Das wiederholte sich noch einmal in der 28. Minute, als sich vier Mann in die Abwehrmitte ohne Gegenspieler konzentrierten und Kirste auf der linken Seite völlig allein ließen, der sich mit dem 2:0 für das Geschenk bedankte. Diese beiden Gegentreffer waren völlig unnötig, weil sie mehr als vermeidbar waren.

Die FSG spielte sehr gut mit, erarbeitete sich sehr gute Möglichkeiten, blieb aber im Abschluss zu harmlos. Die Schüsse, die auf das Tor des Gastgebers kamen, waren mehr Rückgaben als Torschüsse. Lamprecht, Fräßdorf, Lehnert und Wolf bekamen nicht genügend Druck hinter den Ball, um gefährlich zu werden. So blieb es immer wieder bei solchen "Schüsschen".

Die Halbzeitanalyse zeigte Wirkung. Die FSG drängte auf den Anschlusstreffer, was dann auch in der 57. Minute gelang. Von der Strafraumgrenze zog Hannes Sohn kurzentschlossen ab. Sein Geschoss schlug im rechten unteren Toreck ein. Damit belohnte sich die Mannschaft für das mutige Spiel nach vorn.

Es gab berechtigte Hoffnung, auch noch den Ausgleich zu erzielen, denn die FSG spielte sehr druckvoll, verpasste es jedoch, schnell nachzulegen.

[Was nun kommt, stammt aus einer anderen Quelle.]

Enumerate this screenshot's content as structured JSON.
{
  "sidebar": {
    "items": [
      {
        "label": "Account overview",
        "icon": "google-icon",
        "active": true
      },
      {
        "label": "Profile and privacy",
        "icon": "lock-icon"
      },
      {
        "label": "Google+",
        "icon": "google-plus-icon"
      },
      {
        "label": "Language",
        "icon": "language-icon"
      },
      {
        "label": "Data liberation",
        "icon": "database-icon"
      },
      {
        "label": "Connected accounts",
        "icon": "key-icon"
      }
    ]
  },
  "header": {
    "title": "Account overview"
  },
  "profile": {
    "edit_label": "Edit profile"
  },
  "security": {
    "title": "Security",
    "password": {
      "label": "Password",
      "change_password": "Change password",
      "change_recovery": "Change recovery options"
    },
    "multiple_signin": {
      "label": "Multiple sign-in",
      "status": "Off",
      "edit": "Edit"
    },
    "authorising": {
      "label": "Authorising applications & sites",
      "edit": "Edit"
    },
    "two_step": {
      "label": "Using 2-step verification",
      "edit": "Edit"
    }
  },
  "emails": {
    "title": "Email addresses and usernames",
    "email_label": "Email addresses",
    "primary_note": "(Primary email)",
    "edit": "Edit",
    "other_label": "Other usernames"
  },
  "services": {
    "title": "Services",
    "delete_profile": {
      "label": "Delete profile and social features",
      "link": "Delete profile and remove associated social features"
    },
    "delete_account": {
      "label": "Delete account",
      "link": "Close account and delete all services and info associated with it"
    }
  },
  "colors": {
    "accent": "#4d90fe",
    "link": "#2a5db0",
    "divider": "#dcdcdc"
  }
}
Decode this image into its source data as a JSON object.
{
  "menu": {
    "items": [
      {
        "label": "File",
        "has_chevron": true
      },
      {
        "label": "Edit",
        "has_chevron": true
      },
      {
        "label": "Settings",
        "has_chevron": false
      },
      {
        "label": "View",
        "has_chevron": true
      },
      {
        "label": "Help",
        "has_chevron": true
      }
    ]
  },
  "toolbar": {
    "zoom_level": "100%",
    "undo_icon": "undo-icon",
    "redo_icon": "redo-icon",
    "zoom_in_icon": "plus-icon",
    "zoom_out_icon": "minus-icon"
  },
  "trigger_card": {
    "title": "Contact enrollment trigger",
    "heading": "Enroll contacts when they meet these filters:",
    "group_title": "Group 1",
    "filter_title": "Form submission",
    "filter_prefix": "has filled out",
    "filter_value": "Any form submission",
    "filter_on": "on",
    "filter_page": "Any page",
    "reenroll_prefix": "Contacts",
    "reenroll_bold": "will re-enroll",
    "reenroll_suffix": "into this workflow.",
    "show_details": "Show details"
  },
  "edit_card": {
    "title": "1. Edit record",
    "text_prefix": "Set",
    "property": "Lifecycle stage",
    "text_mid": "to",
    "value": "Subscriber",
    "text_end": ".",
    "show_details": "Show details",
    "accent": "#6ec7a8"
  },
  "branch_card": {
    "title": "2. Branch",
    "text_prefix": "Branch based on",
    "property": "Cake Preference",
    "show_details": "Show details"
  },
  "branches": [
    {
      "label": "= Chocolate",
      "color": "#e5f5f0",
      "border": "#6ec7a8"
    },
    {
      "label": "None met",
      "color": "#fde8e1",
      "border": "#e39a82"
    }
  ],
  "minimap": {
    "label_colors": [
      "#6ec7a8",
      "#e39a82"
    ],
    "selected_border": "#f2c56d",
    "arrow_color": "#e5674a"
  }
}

So verflachte das Spiel. Die Gohrauer verlagerten sich auf Konter und die FSG blieb bei ihren Angriffsaktionen zu harmlos. Bei einem Konter entschied Schiedsrichter Heinz Baake (Rodleben) auf Foulstrafstoß. Bei einem Zweikampf im Strafraum setzte Sohn seinen Oberkörper kraftvoll ein. Sein Gegenspieler ließ sich spektakulär fallen und Mücke ließ sich die Chance nicht entgehen und verwandelte zum glücklichen 3:1-Endstand (79.). Glücklich deshalb, weil alle Tore praktische Geschenke waren.

"Ein besonderes Dankeschön geht an Tobias Lehnert, der extra aus Berlin angereist war und seine Mannschaft unterstützte. Ein Beispiel für viele andere, die einen bequemeren Weg wählen und den Ernst der Lage immer noch nicht erkannt haben", so Rudolf.

FSG Vorfläming II: Heilig - Zähle, Reich, de Vries, Friedrich - Lehnert, Sohn, Wolf (76. Eckert) - Fräßdorf, Bilepp (59. Gube), Lamprecht.